La main de Dieu
Il le tient du bout des doigts, l'effleure avec ses pulpes. Son destin. Destin divin, grandiose où personne ne peut prendre place à ses côtés. Car son meilleur atout reste lui-même. Sa détermination, sa stratégie, sa force raffinée représentent ses alliés. Personne ne peut se proclamer son égal.
Ce mot n'évoque rien pour lui puisqu'il est « l'élu ». L'homme qui conquerra un royaume, le sien. Sa naissance n'est certes pas une coïncidence, son destin était déjà inscrit dans les astres, l'éclairant depuis le berceau.
Car Griffith aspire au grandiose. Il ne se contente pas de l'à peu près, il respire la puissance, exagérément. Depuis petit une image s'imprime devant ses yeux, un château, le sien. Des sujets admiratifs de sa bravoure, prêts à tous les sacrifices sur un de ses commandements. Son rêve il ira le puiser jusqu'au fin fond de la folie, tant pis si pour se faire il doit marcher sur les cadavres de centaine de corps décharnés.
Cœur noble baigné de noirceur. Qui est-il en vérité ?
Personne ne parvient à percer ses pensées mais tous le suivent les yeux fermés. Il sait se préserver et garder sa part de mystère, le halo qui l'entoure illumine ses hommes à des kilomètres à la ronde. Emportés par leur ferveur à marcher dans les traces de ce commandant unique, ce mercenaire anobli.
Fédérateur de foule, il en joue et les enrôle dans sa quête somme toute personnelle. Lui n'est pas comme eux. Griffith ne supporte pas de vivre et d'avancer sans but précis, lui est né pour accomplir de grandes choses, pour s'élever dans les hautes sphères de la société. Et même la dépasser.
Griffith possède un rêve. Un songe héroïque. Il est loin des bassesses des envies purement humaines. Il n'a cure de telles aspirations. Son attention est tournée là haut… Sur la colline où s'érige un magnifique château immaculé. Vierge comme son âme. Car ce dirigeant s'élève au dessus des autres. Grâce à lui, des centaines d'hommes sans but se sont réunis pour une même cause, ils vivent pour lui jour après jour. Se ralliant à son chemin de croix.
Croix pavée de monceau de chair en décomposition et de liquide souillé. Cette colline se remplace par un amas de corps mous et d'os fracturés. Ils forment le sentier de sa vie. Ils ouvrent son passage sur son idéal. C'est le prix à payer pour vouloir se hisser au sommet de l'élite et pour offrir aux hommes un royaume teinté de sérénité.
Il le touche enfin, du bout des doigts. Le Faucon tend sa main vers cette image mais elle reste éloignée malgré tout.
Gare à celui ou celle qui entravera ses plans.
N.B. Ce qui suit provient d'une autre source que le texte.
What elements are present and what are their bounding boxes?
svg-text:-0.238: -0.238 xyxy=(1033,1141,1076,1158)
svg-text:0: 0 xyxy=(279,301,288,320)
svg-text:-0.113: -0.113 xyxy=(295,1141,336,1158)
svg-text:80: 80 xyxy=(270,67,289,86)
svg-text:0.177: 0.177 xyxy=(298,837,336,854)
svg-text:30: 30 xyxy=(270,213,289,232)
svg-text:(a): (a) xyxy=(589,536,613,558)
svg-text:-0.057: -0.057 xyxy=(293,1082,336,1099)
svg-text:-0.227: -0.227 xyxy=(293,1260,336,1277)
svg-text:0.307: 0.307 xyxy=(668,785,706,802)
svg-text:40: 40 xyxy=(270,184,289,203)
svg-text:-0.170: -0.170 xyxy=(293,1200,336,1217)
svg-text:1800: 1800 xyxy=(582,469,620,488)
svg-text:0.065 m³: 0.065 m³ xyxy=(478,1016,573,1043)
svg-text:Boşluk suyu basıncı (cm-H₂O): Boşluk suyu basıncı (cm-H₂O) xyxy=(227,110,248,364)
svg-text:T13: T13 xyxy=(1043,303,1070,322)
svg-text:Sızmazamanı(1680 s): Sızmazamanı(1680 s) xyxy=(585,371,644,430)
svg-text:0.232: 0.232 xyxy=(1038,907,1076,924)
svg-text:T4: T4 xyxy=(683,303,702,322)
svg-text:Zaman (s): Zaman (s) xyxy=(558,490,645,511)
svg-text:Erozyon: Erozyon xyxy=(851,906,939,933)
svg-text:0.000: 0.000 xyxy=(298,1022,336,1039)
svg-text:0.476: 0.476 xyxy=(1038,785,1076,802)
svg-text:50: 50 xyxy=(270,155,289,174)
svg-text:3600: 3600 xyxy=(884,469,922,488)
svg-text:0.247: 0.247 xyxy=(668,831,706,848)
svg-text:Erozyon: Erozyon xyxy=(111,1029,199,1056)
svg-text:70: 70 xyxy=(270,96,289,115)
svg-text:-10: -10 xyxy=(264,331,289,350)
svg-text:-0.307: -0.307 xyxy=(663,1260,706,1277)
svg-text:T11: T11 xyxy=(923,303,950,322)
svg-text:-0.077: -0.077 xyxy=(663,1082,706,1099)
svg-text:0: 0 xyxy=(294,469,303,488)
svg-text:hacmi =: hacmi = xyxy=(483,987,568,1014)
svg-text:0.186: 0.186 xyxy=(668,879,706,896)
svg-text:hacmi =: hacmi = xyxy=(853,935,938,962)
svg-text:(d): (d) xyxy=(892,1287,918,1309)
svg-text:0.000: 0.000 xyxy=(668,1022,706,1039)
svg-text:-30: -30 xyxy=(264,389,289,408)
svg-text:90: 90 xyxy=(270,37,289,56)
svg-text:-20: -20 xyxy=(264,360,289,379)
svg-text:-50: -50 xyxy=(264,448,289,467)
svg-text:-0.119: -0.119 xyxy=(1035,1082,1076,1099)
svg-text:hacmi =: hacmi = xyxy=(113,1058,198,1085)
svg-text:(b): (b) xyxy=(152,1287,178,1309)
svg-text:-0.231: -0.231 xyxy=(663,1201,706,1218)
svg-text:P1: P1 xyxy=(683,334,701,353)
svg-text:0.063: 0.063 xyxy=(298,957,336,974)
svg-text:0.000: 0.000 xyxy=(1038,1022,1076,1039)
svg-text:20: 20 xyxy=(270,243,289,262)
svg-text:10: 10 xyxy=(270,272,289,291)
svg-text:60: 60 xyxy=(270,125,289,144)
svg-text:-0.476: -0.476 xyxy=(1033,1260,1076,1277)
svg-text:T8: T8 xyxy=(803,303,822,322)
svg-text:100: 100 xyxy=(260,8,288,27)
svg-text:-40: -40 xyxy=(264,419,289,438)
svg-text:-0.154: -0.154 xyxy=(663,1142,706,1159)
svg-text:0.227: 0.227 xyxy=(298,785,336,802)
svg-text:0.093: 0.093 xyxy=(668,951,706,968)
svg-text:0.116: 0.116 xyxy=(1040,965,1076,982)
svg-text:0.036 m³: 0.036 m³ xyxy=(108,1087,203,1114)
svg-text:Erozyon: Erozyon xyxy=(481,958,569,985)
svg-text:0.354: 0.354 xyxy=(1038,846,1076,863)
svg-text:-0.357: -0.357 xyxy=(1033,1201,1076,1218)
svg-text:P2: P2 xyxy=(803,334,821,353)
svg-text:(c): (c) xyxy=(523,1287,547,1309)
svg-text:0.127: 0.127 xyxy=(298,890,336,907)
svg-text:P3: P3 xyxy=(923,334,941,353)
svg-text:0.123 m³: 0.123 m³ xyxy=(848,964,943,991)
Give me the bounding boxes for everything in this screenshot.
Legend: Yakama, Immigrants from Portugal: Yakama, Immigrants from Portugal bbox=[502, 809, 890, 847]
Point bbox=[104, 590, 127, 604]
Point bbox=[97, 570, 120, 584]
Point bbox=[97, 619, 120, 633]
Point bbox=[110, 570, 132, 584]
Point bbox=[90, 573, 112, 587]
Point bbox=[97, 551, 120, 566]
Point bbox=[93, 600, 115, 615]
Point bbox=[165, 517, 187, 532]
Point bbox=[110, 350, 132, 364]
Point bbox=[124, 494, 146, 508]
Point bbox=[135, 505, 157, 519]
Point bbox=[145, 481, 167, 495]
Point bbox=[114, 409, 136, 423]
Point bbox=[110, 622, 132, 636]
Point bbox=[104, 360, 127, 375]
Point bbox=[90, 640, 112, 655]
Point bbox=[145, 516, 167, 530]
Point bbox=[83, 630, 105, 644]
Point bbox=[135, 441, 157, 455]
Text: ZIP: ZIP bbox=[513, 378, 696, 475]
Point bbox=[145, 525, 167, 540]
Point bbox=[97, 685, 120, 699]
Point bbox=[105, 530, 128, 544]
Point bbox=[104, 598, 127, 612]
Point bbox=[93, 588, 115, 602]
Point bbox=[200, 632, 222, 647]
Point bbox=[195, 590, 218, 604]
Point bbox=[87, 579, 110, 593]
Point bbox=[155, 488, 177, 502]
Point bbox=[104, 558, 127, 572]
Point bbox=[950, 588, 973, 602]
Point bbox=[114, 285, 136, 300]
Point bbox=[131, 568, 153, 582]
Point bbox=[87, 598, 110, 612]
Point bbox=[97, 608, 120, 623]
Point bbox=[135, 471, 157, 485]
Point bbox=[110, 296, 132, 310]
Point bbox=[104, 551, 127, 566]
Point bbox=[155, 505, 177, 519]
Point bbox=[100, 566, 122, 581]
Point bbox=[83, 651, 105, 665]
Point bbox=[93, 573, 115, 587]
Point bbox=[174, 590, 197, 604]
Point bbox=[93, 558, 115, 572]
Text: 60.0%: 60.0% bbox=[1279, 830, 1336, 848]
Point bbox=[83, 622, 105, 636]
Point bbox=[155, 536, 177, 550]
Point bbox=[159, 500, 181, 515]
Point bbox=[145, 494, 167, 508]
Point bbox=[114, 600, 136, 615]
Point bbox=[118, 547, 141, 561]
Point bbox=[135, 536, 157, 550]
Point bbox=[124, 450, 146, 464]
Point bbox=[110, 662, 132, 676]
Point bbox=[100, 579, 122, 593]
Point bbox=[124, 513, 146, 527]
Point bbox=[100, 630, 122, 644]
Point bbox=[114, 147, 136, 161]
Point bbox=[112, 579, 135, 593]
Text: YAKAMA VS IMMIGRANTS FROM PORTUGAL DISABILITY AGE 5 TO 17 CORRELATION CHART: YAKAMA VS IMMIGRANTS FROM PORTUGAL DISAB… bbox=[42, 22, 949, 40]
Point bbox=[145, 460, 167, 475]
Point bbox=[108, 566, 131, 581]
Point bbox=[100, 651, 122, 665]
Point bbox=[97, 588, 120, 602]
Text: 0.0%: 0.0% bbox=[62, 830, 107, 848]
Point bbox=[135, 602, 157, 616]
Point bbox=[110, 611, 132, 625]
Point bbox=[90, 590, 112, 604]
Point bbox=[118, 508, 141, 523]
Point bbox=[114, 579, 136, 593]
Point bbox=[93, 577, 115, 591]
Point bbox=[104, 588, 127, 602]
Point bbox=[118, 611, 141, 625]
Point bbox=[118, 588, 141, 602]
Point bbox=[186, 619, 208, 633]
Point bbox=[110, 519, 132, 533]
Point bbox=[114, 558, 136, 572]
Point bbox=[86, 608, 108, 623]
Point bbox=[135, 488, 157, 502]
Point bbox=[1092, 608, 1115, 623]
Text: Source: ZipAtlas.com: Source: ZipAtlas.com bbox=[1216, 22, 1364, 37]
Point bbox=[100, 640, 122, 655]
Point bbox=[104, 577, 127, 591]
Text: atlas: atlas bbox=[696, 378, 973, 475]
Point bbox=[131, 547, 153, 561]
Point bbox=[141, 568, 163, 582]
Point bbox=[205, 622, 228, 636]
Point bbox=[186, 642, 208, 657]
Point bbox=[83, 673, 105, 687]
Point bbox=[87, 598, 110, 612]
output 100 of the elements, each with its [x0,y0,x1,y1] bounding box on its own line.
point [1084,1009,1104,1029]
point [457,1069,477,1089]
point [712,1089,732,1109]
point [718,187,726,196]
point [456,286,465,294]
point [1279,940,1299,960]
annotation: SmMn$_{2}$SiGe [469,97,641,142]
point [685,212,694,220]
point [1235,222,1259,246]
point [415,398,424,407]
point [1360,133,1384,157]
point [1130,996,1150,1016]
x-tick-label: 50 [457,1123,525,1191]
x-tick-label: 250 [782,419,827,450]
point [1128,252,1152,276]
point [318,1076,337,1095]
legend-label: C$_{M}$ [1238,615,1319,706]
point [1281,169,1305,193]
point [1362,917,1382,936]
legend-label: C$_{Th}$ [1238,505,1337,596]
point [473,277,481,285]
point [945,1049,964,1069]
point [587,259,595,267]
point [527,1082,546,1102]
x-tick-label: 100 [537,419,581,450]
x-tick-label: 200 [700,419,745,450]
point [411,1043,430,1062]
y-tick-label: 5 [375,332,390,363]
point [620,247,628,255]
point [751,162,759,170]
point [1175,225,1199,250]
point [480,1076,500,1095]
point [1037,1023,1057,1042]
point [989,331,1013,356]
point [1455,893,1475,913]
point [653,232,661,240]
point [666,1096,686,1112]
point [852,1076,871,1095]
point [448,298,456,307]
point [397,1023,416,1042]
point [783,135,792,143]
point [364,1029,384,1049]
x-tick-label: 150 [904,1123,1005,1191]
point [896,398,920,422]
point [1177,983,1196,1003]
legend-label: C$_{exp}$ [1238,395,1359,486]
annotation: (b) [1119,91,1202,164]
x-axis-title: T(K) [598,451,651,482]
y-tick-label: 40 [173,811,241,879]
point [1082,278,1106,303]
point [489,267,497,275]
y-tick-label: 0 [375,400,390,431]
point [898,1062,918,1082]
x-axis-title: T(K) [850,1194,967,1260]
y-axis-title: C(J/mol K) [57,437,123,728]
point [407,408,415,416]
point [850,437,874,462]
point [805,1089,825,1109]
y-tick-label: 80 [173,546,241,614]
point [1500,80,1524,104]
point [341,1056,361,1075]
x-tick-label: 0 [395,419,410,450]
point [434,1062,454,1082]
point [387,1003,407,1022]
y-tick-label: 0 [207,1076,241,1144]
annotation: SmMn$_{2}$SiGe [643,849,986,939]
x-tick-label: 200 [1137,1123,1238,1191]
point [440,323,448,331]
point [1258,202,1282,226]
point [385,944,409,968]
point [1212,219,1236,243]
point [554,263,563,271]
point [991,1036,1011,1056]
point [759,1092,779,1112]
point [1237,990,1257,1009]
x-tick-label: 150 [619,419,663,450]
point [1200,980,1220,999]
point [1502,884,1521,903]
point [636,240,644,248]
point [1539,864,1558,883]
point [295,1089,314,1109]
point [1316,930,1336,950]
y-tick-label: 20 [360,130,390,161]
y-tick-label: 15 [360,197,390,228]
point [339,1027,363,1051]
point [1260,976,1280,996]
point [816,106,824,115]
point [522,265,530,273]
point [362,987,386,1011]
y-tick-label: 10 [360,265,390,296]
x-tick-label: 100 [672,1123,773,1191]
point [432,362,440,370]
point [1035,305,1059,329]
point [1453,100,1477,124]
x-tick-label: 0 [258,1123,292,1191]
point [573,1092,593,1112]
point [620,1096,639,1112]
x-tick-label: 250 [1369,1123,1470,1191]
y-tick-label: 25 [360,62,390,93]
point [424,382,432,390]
L'œil du rapace voit tout, devine tout. Son sens aiguisé réfute la plus minime rébellion, ses doutes se métamorphosent instantanément en certitudes.
Eloignez-vous de ses prunelles tranchantes, elles prendront possession sans concession de votre âme et de vos pensées. Détournez le regard quand les yeux du Faucon plonge en vous. Le risque d'y perdre votre vie est trop grand.
La violence qu'il cache en lui n'a d'égale que sa volonté à triompher pour accomplir sa mission. La famille, les amis ne comptent pas puisqu'il fut seul dans le souvenir de ses songes d'aussi loin qu'il s'en rappelle. Pour Griffith, il n'y a que lui et seulement lui qui brille dans la nuit.
Les ailes de l'oiseau de proie avaleront les kilomètres, s'étendront sur milles contrées, apporteront mort et misère aux imprudents qui le contreront. Ses plumes se disperseront sur le champ de bataille, témoins de sa capacité à vaincre.
Son corps il en a fait une arme également. Redoutable épée affutée entrainer à tuer, mais également dangereux piège pour les misérables humains qui se perdent en lui.
Tous. Il les manipule tous.
Tous. Il les renverse tous.
Son corps est un instrument dont il se sert avec brio lui permettant de clouer son futur. Car un jour ou l'autre, ce rêve inaccessible prendra forme entre ses ailes. Ce château sera sien, il se le promet.
Le Faucon est né pour voler, loin, haut, au dessus des hommes.